THUNDER BAY – Kathleen Wynne views the Ring of Fire as more than just an economic development opportunity.
The Ontario premier was asked about the province’s progress in developing the potentially lucrative mineral deposit in the remote north during her media availability in Thunder Bay on Thursday.
Wynne responded that her government is dedicated to acting in an environmentally responsible manner while engaging and consulting with First Nations communities to ensure their children will experience the resulting economic prosperity.
“That’s a bigger vision than just how do we, as fast as possible, get trucks in to get those minerals out, get them out and then leave the site,” Wynne said.
“That’s not the vision we have and I think there are a lot of critics who look at us and say ‘you haven’t moved fast enough,’ but the reality is that the work that’s going on now to build those relationships, do the training, to make a plan that’s actually going to have long-term impact, that’s what’s important about the Ring of Fire potential.”
Wynne said there has been a significant amount of training work that has been continuing and money has flowed to support those initiatives.
She also cited a nearly $800,000 transportation corridor study, which remains ongoing, led by Webequie First Nation that was jointly funded by the province and the former federal Conservative government to examine building a year-round route.
“This Ring of Fire project is about opening up an area of the north that is ripe for economic development but it’s also about opening up communities to make them more connected to the rest of the province,” Wynne said.
One of the Wynne government’s steps in moving the Ring of Fire forward was the formation of a development corporation that is designed to bring together First Nations, industry and both the Ontario and federal governments to spearhead infrastructure advancement.
That development corporation was established in August 2014, yet Wynne and Northern Development and Mines Minister Michael Gravelle confirmed neither the previous Conservative federal government nor the new Liberal federal government have taken a formal role on the Ring of Fire file.

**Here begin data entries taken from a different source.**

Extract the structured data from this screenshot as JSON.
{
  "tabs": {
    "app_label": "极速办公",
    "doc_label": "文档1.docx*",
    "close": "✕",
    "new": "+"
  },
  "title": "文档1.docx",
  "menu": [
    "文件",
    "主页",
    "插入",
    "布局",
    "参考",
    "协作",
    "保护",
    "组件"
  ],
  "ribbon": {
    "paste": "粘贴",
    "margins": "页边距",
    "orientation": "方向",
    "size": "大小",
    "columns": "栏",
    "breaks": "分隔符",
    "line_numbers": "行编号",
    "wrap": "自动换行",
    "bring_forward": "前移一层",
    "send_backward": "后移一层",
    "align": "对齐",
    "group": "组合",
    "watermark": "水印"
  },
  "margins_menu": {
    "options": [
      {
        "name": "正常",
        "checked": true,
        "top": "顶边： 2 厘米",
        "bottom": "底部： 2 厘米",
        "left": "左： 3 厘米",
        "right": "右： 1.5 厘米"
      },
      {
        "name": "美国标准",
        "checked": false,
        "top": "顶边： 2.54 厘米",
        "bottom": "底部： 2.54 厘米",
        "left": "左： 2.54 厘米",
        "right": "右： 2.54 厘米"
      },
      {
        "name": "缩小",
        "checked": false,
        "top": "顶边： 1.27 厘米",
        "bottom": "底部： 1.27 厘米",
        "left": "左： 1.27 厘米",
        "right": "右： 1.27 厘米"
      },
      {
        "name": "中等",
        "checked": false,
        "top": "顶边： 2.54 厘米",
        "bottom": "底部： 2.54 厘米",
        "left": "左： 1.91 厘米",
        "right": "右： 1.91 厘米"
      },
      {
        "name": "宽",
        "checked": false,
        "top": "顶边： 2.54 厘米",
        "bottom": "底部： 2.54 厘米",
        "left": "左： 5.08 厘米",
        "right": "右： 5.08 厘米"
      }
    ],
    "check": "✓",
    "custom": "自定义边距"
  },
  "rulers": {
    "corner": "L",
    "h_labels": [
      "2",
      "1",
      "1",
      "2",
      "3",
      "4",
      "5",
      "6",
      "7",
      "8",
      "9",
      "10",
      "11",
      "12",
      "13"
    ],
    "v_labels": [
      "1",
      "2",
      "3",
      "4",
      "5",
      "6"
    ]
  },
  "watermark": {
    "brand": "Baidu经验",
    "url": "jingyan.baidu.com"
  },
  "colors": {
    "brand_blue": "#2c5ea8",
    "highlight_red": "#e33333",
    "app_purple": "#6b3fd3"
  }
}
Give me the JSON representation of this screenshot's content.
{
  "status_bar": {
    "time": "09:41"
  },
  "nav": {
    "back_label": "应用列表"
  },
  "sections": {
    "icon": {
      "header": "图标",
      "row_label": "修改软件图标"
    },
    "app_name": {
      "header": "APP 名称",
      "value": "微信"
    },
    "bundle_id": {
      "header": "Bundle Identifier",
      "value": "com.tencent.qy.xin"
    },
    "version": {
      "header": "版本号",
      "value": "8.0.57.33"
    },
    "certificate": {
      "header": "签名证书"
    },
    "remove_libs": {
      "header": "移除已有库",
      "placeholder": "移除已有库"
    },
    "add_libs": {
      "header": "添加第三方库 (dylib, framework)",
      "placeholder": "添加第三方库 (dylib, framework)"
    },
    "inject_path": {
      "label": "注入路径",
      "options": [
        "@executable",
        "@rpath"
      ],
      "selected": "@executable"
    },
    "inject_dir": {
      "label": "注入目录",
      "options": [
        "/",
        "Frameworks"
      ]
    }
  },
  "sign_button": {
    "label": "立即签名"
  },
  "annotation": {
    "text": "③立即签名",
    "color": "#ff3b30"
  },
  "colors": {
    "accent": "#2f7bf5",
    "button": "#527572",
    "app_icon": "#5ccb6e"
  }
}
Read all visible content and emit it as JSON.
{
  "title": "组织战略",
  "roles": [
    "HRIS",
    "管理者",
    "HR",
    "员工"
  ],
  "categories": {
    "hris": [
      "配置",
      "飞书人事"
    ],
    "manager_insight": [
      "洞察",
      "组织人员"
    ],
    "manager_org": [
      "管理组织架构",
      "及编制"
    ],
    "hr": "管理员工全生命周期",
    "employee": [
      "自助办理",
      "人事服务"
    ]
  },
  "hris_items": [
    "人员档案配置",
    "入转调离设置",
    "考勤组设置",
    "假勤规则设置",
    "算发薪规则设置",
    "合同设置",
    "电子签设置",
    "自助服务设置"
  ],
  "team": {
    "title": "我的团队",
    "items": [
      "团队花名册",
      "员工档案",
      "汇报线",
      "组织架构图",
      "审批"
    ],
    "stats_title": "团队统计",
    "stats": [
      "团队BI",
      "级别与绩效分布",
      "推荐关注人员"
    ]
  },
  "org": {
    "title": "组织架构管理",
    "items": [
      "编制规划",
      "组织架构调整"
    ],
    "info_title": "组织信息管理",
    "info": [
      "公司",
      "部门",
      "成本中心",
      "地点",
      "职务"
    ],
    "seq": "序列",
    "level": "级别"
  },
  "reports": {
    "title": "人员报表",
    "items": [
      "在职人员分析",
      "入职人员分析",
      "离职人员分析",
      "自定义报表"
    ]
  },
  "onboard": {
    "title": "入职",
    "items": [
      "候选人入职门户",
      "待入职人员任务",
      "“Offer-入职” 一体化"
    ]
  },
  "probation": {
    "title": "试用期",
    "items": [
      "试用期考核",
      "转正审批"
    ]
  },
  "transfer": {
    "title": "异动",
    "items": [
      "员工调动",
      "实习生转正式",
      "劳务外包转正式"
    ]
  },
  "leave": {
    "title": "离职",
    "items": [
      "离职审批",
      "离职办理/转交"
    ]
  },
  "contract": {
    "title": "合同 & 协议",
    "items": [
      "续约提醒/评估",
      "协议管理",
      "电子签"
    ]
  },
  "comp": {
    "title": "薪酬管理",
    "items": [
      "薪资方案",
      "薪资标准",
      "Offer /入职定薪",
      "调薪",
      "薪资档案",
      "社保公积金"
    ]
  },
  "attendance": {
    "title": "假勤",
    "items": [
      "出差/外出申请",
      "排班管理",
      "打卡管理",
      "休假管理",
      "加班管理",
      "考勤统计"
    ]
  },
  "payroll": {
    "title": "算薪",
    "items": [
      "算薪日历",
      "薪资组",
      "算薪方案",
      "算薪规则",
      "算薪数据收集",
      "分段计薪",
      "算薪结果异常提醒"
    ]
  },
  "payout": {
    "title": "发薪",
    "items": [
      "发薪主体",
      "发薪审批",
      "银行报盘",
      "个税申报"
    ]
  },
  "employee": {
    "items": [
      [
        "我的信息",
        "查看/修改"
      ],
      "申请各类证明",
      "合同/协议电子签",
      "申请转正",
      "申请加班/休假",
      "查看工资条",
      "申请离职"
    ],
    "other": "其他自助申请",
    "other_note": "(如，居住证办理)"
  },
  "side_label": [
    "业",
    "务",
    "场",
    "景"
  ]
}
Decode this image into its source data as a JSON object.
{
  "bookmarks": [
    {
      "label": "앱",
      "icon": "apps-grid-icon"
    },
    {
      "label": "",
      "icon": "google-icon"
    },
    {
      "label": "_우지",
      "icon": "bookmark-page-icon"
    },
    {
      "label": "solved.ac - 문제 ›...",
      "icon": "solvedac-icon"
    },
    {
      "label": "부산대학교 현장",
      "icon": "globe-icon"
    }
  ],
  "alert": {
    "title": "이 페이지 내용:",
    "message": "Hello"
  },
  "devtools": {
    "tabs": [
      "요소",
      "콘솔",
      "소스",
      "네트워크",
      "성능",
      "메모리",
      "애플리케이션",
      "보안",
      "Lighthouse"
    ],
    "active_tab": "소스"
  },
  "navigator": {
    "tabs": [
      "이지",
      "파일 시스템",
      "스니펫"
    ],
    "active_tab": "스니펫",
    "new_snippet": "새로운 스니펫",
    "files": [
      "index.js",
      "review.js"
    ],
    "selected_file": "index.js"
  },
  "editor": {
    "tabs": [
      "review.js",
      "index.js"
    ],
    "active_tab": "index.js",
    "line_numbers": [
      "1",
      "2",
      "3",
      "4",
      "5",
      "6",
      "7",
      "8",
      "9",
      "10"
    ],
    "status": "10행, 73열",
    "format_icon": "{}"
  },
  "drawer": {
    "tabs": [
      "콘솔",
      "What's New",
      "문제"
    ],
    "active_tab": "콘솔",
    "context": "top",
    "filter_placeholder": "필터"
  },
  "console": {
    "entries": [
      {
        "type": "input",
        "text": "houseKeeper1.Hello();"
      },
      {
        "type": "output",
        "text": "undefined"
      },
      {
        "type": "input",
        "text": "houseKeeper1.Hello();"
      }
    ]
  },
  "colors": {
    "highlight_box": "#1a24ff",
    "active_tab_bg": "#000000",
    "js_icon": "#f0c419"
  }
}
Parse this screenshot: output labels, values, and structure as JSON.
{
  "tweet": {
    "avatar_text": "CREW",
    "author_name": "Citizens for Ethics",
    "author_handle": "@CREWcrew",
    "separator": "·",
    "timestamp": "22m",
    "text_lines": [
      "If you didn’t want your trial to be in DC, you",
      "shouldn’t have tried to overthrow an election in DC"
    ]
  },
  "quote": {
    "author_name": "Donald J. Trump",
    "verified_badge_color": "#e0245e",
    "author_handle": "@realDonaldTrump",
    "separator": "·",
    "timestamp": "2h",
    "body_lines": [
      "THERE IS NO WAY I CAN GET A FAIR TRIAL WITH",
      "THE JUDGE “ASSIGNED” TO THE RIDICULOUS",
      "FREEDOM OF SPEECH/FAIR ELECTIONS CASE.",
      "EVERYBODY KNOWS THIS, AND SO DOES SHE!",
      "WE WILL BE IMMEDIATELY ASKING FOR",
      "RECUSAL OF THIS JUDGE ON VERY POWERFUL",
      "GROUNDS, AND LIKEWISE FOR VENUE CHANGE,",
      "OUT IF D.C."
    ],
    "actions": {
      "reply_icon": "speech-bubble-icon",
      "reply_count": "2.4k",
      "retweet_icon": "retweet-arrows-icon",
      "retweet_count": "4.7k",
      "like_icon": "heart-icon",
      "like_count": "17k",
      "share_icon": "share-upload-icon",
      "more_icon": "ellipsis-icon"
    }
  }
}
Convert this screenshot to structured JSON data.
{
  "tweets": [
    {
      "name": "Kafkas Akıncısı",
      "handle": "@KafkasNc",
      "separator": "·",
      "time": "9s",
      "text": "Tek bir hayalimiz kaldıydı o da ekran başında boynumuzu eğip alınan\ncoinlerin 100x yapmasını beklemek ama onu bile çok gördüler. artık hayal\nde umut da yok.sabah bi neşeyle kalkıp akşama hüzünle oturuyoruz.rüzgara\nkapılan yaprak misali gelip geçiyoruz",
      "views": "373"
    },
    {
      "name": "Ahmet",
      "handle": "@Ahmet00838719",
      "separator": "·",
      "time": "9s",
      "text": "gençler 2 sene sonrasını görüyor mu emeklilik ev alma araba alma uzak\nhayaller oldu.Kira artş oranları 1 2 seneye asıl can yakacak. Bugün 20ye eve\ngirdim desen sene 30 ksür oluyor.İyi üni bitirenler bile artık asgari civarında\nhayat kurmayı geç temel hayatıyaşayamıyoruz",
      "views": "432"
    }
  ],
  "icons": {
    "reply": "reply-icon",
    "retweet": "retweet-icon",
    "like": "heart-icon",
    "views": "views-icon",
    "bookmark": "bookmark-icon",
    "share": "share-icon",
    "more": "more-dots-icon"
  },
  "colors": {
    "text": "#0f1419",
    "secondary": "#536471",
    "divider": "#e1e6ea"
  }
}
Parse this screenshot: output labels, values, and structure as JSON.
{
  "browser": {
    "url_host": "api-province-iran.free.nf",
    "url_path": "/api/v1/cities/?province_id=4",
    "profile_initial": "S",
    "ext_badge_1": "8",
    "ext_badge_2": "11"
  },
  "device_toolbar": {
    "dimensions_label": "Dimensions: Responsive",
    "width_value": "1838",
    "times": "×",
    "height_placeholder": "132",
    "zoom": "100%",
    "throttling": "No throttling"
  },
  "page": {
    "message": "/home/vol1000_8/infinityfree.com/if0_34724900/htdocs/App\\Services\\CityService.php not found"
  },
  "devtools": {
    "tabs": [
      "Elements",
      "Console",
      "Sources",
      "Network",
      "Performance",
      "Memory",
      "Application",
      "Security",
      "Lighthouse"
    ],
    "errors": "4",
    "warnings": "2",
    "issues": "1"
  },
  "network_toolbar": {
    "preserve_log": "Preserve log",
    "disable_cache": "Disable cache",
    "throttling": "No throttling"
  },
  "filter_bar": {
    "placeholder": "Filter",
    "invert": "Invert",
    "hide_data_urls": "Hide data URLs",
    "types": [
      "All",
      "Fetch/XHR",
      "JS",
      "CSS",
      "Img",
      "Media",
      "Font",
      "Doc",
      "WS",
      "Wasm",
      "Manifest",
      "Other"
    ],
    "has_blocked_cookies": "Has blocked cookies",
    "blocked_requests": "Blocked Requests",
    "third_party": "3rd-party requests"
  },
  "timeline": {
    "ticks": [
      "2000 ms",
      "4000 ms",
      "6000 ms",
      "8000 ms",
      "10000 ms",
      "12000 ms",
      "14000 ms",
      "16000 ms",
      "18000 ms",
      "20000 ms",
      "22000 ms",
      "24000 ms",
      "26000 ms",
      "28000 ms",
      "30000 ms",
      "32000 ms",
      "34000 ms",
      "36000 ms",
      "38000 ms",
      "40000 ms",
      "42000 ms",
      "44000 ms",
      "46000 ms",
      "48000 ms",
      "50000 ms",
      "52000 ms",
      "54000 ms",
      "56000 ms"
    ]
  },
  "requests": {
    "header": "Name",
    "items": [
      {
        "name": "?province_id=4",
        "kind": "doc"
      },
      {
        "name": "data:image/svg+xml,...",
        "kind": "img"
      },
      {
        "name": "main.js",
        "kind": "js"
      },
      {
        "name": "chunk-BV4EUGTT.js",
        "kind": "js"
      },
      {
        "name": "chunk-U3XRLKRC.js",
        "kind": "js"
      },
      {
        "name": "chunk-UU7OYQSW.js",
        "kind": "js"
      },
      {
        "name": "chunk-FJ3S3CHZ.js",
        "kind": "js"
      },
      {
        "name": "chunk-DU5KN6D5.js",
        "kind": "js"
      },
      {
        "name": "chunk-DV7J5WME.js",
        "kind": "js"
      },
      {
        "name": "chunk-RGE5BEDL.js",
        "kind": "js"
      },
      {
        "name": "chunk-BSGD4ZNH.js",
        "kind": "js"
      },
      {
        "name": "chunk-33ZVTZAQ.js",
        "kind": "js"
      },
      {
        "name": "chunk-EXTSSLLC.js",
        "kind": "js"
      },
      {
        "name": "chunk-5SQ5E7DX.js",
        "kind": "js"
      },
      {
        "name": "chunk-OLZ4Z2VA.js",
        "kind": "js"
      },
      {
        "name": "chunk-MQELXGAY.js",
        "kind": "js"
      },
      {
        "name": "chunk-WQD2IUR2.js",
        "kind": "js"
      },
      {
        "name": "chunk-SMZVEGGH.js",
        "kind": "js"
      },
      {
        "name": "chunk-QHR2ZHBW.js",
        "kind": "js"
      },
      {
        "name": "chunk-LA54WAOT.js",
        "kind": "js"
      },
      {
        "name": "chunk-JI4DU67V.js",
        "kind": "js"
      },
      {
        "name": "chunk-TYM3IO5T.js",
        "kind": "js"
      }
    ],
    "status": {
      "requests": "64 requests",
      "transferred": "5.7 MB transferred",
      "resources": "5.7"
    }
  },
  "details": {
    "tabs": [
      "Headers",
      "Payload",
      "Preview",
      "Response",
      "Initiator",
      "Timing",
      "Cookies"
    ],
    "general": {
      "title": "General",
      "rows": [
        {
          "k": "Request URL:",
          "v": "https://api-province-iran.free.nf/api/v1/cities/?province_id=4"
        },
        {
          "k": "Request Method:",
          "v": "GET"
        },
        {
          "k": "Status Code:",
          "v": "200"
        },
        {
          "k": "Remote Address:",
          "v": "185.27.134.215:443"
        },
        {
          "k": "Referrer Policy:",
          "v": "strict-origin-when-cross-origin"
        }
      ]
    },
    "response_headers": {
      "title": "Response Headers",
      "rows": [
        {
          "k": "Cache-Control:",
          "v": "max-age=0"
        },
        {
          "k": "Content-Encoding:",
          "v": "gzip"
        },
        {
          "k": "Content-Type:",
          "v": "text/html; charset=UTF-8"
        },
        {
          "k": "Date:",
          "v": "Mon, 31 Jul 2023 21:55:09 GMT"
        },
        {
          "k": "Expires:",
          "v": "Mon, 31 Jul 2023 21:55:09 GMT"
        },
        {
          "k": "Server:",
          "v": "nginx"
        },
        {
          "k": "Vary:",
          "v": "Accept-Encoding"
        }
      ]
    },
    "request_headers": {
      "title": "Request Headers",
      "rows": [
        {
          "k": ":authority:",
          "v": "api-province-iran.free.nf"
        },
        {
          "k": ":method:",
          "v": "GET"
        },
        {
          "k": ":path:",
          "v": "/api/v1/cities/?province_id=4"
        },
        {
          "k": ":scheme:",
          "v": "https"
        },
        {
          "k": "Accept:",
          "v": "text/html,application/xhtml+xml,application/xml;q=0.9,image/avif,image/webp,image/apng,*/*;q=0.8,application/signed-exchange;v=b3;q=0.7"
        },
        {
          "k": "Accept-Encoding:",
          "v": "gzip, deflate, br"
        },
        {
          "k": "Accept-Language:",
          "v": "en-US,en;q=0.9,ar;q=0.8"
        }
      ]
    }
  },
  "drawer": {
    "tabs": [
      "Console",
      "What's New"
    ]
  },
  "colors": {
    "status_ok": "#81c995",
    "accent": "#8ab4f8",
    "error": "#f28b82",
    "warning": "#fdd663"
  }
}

Gravelle said he has had discussions with two federal ministers – Natural Resources Minister Jim Carr and Indigenous and Northern Affairs Minister Carolyn Bennett – and plans on reaching out to Infrastructure Minister Amarjeet Sohi.
“Our relationship with the federal government has been very positive and we’re quite confident we’ll find a way to partner with them and I think they feel the same way,” Gravelle said.
During a visit to the city earlier this month, Prime Minister Justin Trudeau said Ottawa has a role in developments like the Ring of Fire, but did not make any declarations to commit to matching the province’s $1 billion infrastructure pledge.
“I think it’s normal and expected that the federal government should be a partner in developing large-scale projects like (the Ring of Fire),” Trudeau said.
“The federal government wants to be a strong and active partner to provinces on resource development and that’s exactly why we sit down regularly with provincial partners to talk about opportunities to grow the economy, opportunities to create jobs and also opportunities to make sure we’re being as aware of the challenges of the future in terms of environmental responsibility and sustainability that Canadians expect us to.”